From Nightly Business Report.
"Market Monitor"-James Stack Of InvesTech Research
PAUL KANGAS: My guest market monitor this week is James Stack, president of InvesTech Research based in White Fish, Montana. Welcome back Jim.
JAMES STACK, PRESIDENT, INVESTECH RESEARCH: Thank you Paul. It's great to be here.
KANGAS: On our New Year's Day program on the very first day of 1998, we featured your one line stock market forecast and I quote: "A combination of global deflation, economic slowdown and extreme overvaluation will make this one of the highest risk years in decades." Although that prediction seemed well off the market till mid-July, it appears now that vindication is yours. And I don't believe you're the kind to gloat, are you?
STACK: Well, certainly not, Paul, especially with what's happening on Wall Street, because I don't think the worst is over. This is a confirmed bear market. One of our long-term leadership gauges that measures downside leadership turned negative two months ago. It's showing very heavy bear market distribution. In addition, one survey shows the average NASDAQ and New York Stock has now lost 35 percent from its 52-week high. That doesn't look a temporary correction.
KANGAS: But some say a bear market can't happen with interest rates this low.
STACK: Perhaps one of the biggest misconceptions on the Wall Street today, because we haven't seen that happen in over 60 years. But it did happen back in the 1930s in two deflationary bear markets. And it happened more recently over in Japan where both stock prices and interest rates were coming down at the same time. It has happened, but just not in a long time here in this country.
KANGAS: Do you think the Fed's monetary position will change, they'll hike, lower? What'll they do, or do nothing?
STACK: Fed policy is being dictated by market forces. The Fed can't tighten right now because of deflationary pressures from Asia and Russia, and yet they're afraid to ease because we have one of the tightest labor markets in 30 years. So they're sitting on the fence, and I think it's partially in the hope of seeing some of the air let out of Wall Street's bubble gradually. That has to be one of the objectives in Greenspan's agenda.
KANGAS: And speaking of Russia, is that real or imagined? Should we really be that concerned about Russia? Isn't Japan much more important?
STACK: Well it certainly is. In fact only 1 percent of our exports go to Russia, but Asia and Russia provided the trigger for a far more serious problem on Wall Street. And that is the record overvaluation levels along with unrealistic investor expectations. Today the S&P 500 Index could still lose 40 percent from today's close, and still be above its average historic valuation based on dividends, book value or even earnings.
KANGAS: So you're saying that even though we're down this sharply, some 1300 points from the top in mid-July, we can still see a crash?
STACK: Well, the jury is still out on a crash. In both 1929 and 1987, the crash didn't hit until after the Dow was down 13 to 15 percent. As of today's close, we're just touching that threshold. I think the next 200 to 400 points down will tell the story.
KANGAS: What about the billions of dollars being poured into equity mutual funds? Doesn't that suggest good buying support, or do you see panicky redemptions coming?

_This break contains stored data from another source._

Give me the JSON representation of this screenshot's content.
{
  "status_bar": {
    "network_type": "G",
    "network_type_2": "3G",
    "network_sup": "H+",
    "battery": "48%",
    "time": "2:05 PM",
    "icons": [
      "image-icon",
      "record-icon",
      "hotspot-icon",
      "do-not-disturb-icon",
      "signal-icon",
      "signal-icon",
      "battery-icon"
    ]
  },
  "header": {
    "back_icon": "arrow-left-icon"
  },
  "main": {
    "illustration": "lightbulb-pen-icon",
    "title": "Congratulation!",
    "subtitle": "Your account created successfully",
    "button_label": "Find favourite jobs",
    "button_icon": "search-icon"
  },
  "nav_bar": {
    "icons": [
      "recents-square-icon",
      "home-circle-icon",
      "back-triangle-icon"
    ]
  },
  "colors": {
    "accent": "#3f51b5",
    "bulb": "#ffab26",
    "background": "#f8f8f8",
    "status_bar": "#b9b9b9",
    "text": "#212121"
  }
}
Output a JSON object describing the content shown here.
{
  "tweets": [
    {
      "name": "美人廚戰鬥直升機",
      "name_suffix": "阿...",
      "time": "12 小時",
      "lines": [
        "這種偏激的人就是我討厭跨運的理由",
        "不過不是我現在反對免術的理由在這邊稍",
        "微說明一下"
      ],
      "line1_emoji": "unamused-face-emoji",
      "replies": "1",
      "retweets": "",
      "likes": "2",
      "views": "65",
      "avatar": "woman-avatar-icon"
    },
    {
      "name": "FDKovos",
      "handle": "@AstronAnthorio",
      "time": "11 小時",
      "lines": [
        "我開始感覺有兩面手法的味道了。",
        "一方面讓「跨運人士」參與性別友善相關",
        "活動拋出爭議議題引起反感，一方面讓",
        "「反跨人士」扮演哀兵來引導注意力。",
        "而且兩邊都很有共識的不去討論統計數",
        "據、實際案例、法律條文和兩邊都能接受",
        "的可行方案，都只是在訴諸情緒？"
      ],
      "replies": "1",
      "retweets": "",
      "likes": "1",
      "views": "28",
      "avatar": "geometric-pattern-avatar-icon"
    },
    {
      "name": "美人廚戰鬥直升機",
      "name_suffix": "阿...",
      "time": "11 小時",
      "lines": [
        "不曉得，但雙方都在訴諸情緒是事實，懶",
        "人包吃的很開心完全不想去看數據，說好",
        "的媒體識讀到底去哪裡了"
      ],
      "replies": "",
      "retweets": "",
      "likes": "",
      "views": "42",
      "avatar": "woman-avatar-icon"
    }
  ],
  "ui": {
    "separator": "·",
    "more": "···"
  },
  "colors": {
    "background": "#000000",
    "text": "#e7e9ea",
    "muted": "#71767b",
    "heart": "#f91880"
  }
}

STACK: Well, it's certainly a common argument on Wall Street but in the last mutual fund boom of the 1960s, we continued to see inflows into mutual funds all the way through the bear market that ended that boom. In addition, the second point about mutual funds is the fact that 91 percent of the money in equity mutual funds today has come in since 1990, and has never seen a bear market.
KANGAS: You are a bear. There's no question about it, but what's your strategy here?
STACK: Well, the strategy has to be to walk softly and carry a big cash reserve.
KANGAS: 80 percent. Is that what you have now?
STACK: Well, right now we're averaging over 80 percent. What lies ahead could get very ugly, but I think it's also going to lead to one of the best buying opportunities in over 20 years.
KANGAS: OK.
STACK: The key is to not get caught up in the meantime in what may be a lot more downside risk than what Wall Street believes. I think it's time to avoid the highest vulnerable sectors, those would be the financial, like the banks and brokerage.
KANGAS: OK.
STACK: ... the technology stocks and Internet.
KANGAS: Last February, when you were with us as a market monitor, you said you liked some of the gold stocks. They've done nothing except maybe go down a little bit more. Quickly, what do you now?
STACK: Well, gold at that time, gold stocks at that time were off well over 50 percent and it looked like pretty good buys. But now they're down another 20 percent. Gold is riding a deflationary fear...
KANGAS: OK.
STACK: ... that's spreading globally. We are not at the bottom yet. Obviously. But I can't help but believe that we're nearing the bottom, particularly if the central bank starts to panic and ease.
KANGAS: So you're not buying anything right now. Just holding steady with a lot of cash.
STACK: As well as a bear market fund, the right (OFF-MIKE) so that is providing a return as the market goes down.
KANGAS: Jim, thanks very much for being with us.
STACK: Always my pleasure Paul.
KANGAS: My guest, James Stack, president of InvesTech Research.